The gentle summit ridge yields a few fast turns. Now it’s time to jump into the summit bowl. The snow is getting saturated with water, so I decide to ski-cut the entire face on my first traverse. Heart pounding, I leap over the edge and traverse across the summit snow field, jumping up and down on my skis to loosen anything ready to go. The surface snow sloughs as I traverse, but just the top three or four inches cut loose and slide. I do a jump turn and ski back onto the slowly moving molasses, pass through it, and stop on the far side of the slope. I take in the scene: a strange mixture of the mythic and the mundane. The entire snow field is sloughing before my eyes, a common enough sight in spring conditions. But this is Stuart’s summit, visible for a hundred miles! Professor Lyman’s field of snow is shedding its skin right off the dizzy horn of rock! Someone at the Indian John Hill rest stop could be watching this happen right now.

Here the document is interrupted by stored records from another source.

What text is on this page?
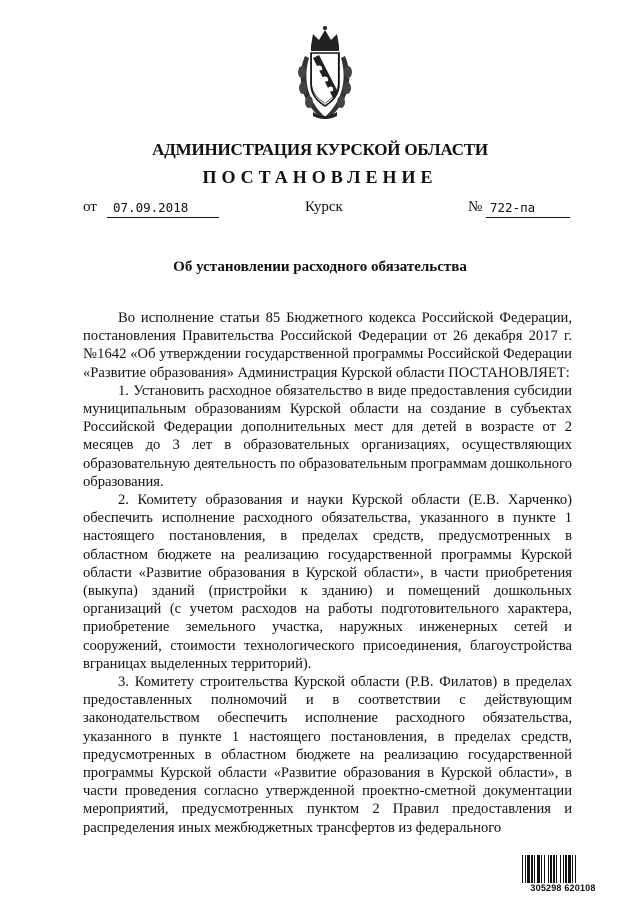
АДМИНИСТРАЦИЯ КУРСКОЙ ОБЛАСТИ
ПОСТАНОВЛЕНИЕ
от	07.09.2018	Курск	№ 722-па
Об установлении расходного обязательства

Во исполнение статьи 85 Бюджетного кодекса Российской Федерации, постановления Правительства Российской Федерации от 26 декабря 2017 г. №1642 «Об утверждении государственной программы Российской Федерации «Развитие образования» Администрация Курской области ПОСТАНОВЛЯЕТ:

1. Установить расходное обязательство в виде предоставления субсидии муниципальным образованиям Курской области на создание в субъектах Российской Федерации дополнительных мест для детей в возрасте от 2 месяцев до 3 лет в образовательных организациях, осуществляющих образовательную деятельность по образовательным программам дошкольного образования.

2. Комитету образования и науки Курской области (Е.В. Харченко) обеспечить исполнение расходного обязательства, указанного в пункте 1 настоящего постановления, в пределах средств, предусмотренных в областном бюджете на реализацию государственной программы Курской области «Развитие образования в Курской области», в части приобретения (выкупа) зданий (пристройки к зданию) и помещений дошкольных организаций (с учетом расходов на работы подготовительного характера, приобретение земельного участка, наружных инженерных сетей и сооружений, стоимости технологического присоединения, благоустройства вграницах выделенных территорий).

3. Комитету строительства Курской области (Р.В. Филатов) в пределах предоставленных полномочий и в соответствии с действующим законодательством обеспечить исполнение расходного обязательства, указанного в пункте 1 настоящего постановления, в пределах средств, предусмотренных в областном бюджете на реализацию государственной программы Курской области «Развитие образования в Курской области», в части проведения согласно утвержденной проектно-сметной документации мероприятий, предусмотренных пунктом 2 Правил предоставления и распределения иных межбюджетных трансфертов из федерального

305298 620108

Is this a fantasy from which I’ll awaken? No, this is real, and for the next hour, Mt. Stuart belongs to me, dream lover of two decades.
The ski descent never threatens, but continually challenges. Jump turns put me at ease in the steepest sections, and the glopalanches move at a sluggish pace. The snow surface revealed by the sloughs is actually good corn snow, where ski edges easily bite. Frith dons her skis below the steep upper section, and we create a pas de deux on the lovely white stage, figure-8-ing one another’s tracks and yelping with joy. It’s obvious that we’ll have no problem getting back before dark.
The skiing is simply fabulous. I’ve never skied anything like this 4000 feet of steep, twisting granite canyon. I wouldn’t even know where to look for a comparison. Maybe the old guy at the rest stop, who seemed to know so much about Mt. Stuart, could point out another equally enchanting peak somewhere. Or maybe for him, there was just one real mountain love, and that was Stuart. Perhaps he had climbed the mountain years earlier and was remembering something special about that adventure when a kid in a Corvair interrupted his reverie to ask if he knew the mountain’s name.
Brian Povolny is a retired orthodontist who indulges his love of moving through nature by rock climbing, backcountry skiing, cycling, and windsurfing. A long-time resident of Seattle, he also enjoys writing about his experiences in our beautiful region.